King Salmon chief executive Grant Rosewarne said so far the company had spent about $5.5 m and expected total costs to rise from $6m to $8m. Half that money would be spent on experts and the rest would be split between its law firm Russell McVeagh and the Environmental Protection Authority (EPA) hearing process, he said.

"Do we need a Rolls Royce process for something fully reversible?" Mr Rosewarne asked.

Salmon farming was a 100 per cent reversible industry, he said and in a high flow site, if a farm was removed the seabed beneath would return to its original state in fewer than 10 years.

A trial at the company's Forsyth Bay farm in outer Pelorus Sound showed eight years after it was towed away, the site had almost fully recovered, he said.

The application affected only 17 surface hectares of the Marlborough Sounds, Mr Rosewarne said. Its $8m cost was out of scale with its application, when compared with $6m spent on an EPA hearing which in June, approved the $1 billion Transmission Gully roading project in the Wellington region.


Unexpected expenses included paying environmental law firm ChanceryGreen to run information meetings for submitters, attended by King Salmon company representatives and expert witnesses, Mr Rosewarne said. These were held at the request of the EPA board of inquiry that would hear its application, but had not been required before.

Meetings among experts to highlight areas of agreement and dispute had been more thorough and costly than expected, he said.

King Salmon also had to pay for some of its evidence to be reviewed, especially on the effect of farms on the water column from the sea surface to the sea floor, Mr Rosewarne said.
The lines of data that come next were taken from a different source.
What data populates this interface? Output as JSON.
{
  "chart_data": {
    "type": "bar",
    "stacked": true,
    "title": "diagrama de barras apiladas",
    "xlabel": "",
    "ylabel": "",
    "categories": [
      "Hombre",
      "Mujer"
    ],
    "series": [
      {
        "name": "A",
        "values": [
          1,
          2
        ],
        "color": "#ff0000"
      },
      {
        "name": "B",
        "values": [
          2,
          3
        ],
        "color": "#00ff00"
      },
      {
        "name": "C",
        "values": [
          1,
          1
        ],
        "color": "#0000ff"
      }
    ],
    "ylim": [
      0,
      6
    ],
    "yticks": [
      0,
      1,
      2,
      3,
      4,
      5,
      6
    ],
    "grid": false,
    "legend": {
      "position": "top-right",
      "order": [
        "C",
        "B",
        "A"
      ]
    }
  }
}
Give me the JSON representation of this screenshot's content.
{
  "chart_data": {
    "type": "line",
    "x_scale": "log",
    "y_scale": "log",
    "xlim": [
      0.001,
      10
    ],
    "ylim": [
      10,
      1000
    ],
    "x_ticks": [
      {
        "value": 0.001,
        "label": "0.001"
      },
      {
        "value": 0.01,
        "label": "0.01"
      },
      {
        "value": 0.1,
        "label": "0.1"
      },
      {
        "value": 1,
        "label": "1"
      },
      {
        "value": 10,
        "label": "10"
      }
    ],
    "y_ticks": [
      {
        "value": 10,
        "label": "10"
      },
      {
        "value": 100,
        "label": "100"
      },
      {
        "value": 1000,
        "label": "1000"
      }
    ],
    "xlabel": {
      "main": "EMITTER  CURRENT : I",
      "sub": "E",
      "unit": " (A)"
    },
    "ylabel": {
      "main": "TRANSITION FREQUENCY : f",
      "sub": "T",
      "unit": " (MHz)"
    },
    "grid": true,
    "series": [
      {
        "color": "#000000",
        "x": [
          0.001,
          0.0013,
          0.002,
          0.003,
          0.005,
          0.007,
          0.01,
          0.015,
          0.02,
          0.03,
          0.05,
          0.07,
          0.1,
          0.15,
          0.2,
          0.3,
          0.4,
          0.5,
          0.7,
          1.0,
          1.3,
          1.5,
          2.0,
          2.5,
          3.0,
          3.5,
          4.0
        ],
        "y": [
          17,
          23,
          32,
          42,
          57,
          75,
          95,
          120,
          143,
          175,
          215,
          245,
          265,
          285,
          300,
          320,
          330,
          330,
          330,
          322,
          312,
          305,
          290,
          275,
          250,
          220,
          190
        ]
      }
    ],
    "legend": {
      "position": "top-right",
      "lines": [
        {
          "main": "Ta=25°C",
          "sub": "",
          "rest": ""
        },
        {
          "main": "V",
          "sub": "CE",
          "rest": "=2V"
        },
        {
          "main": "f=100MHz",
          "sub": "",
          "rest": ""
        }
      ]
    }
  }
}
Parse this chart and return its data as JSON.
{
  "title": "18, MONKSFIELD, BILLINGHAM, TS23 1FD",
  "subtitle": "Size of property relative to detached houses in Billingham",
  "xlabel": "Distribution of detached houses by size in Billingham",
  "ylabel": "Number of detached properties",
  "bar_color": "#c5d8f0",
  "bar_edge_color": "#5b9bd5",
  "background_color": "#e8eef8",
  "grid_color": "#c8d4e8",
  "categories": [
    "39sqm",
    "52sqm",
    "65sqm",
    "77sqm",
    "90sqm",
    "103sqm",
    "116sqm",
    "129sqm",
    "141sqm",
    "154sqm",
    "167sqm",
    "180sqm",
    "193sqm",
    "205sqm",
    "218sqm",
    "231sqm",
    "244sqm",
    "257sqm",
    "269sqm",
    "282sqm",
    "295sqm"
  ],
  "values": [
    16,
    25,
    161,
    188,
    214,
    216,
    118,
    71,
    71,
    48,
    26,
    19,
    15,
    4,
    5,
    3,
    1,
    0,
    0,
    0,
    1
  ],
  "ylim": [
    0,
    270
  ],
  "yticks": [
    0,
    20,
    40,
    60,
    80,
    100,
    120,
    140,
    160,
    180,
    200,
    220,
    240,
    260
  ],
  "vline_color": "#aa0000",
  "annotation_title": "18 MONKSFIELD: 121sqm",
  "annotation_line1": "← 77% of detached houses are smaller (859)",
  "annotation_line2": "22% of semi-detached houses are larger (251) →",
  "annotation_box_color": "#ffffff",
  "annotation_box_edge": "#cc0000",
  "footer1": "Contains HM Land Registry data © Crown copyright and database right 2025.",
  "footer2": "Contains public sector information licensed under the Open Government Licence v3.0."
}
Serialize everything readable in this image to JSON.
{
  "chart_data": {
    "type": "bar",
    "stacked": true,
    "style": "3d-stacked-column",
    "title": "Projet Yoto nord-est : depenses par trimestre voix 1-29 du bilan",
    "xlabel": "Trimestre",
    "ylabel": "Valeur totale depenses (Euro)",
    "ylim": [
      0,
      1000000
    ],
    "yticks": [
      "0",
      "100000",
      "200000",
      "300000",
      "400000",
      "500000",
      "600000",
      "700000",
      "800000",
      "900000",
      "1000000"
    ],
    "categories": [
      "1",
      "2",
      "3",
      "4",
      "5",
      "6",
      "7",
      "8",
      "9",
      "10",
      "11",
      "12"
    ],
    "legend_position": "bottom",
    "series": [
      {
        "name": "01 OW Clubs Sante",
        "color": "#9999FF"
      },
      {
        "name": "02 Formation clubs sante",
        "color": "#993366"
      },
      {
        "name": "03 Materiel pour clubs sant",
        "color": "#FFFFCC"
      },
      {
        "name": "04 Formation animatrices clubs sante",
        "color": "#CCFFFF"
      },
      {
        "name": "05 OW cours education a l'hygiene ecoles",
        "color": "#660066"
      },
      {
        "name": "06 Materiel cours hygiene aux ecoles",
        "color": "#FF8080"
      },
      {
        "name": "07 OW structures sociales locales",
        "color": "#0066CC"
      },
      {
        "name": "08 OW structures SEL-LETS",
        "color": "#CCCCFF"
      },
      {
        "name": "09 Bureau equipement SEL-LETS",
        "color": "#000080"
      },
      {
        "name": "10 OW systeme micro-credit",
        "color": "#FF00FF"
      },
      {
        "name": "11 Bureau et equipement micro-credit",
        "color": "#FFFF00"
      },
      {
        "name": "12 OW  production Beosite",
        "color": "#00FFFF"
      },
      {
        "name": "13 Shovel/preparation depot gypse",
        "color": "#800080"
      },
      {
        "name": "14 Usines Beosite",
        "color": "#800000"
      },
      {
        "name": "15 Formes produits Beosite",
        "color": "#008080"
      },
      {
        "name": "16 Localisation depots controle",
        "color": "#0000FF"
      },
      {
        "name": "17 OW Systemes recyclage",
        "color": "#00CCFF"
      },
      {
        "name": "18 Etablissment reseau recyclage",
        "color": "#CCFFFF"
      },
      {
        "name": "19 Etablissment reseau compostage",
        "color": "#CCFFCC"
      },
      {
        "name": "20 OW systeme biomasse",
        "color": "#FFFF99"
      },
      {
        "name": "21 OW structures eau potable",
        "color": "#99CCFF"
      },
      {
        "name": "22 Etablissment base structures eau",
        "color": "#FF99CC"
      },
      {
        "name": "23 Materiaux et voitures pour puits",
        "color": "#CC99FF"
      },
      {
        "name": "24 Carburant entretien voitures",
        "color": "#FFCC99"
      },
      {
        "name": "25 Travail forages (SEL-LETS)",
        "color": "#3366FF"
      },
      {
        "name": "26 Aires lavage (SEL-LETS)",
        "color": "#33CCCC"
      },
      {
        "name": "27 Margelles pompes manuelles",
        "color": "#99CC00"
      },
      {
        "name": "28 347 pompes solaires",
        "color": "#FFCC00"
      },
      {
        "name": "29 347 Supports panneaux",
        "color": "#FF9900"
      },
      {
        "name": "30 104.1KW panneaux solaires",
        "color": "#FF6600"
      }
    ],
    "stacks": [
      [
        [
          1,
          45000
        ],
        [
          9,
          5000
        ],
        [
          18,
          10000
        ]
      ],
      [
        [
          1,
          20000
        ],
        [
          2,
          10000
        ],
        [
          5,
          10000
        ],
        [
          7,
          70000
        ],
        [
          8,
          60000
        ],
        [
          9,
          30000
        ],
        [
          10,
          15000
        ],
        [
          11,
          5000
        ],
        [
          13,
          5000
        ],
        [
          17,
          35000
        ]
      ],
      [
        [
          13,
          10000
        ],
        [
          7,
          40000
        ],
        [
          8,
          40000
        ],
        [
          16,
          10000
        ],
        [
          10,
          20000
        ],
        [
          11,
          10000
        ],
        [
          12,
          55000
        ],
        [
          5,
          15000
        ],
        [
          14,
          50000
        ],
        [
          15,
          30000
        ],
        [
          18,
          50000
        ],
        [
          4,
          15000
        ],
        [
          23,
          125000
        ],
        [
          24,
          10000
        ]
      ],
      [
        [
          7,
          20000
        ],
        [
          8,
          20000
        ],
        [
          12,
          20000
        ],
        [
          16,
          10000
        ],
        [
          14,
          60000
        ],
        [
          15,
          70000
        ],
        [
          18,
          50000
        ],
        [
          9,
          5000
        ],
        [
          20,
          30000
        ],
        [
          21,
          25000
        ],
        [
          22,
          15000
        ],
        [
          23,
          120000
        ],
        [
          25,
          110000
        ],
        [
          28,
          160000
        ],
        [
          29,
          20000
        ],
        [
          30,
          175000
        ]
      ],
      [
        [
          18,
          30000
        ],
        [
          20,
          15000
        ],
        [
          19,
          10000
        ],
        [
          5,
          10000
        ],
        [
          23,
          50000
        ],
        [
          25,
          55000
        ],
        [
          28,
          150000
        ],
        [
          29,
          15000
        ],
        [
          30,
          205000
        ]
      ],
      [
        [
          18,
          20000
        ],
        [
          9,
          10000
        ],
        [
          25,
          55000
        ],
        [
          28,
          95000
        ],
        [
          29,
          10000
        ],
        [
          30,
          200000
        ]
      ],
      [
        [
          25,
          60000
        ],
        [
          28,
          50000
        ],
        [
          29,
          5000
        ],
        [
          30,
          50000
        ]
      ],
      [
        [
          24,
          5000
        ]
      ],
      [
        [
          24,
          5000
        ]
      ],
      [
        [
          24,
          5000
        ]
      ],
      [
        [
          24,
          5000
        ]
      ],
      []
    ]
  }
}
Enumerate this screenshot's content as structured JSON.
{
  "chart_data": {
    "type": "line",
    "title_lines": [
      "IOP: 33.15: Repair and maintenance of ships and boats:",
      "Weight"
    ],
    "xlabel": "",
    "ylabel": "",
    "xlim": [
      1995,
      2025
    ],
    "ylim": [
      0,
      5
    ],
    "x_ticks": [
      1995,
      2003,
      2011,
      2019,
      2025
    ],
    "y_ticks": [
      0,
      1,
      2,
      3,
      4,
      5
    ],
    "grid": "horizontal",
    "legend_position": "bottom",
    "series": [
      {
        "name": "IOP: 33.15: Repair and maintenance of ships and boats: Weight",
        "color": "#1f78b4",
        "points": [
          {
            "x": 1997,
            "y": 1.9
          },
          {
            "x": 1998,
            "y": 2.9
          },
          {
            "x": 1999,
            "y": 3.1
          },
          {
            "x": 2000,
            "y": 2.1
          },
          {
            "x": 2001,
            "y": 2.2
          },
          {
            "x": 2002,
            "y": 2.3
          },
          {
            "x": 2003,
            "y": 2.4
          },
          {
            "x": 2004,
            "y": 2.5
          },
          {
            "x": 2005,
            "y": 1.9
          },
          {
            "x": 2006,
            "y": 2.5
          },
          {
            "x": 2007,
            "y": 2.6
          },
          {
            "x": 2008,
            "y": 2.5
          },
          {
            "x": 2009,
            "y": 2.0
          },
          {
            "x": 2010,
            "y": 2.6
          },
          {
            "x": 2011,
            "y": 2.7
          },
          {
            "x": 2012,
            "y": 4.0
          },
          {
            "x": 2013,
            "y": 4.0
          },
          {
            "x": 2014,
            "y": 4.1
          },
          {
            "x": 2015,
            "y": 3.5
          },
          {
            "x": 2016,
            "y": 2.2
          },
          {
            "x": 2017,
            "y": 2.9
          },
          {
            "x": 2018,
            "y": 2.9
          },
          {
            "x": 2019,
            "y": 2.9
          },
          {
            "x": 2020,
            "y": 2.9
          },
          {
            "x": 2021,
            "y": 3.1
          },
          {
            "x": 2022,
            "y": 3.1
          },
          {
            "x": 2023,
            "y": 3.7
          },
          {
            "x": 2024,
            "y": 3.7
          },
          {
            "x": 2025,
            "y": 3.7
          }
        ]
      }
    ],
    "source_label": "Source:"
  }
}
This was after it was criticised by experts from opposition group, Sustain Our Sounds.

The hearing was likely to take five rather than three weeks, which would also add to the cost, he said.

Mr Rosewarne criticised Sustain Our Sounds for citing King Salmon expenditure as a reason for seeking $20,000 of public support, when it already had $40,000 of taxpayer money from the Environment Ministry legal assistance fund. King Salmon had provided huge amounts of expert and independent information to the EPA board of inquiry, available to groups like Sustain Our Sounds to use in their submissions, he said.

Sustain Our Sounds chairman Danny Boulton yesterday said the group's call for donations raised amounts from $4000 from one benefactor to a small cheque from a pensioner who said she appreciated the group working to protect the Sounds from more salmon farms.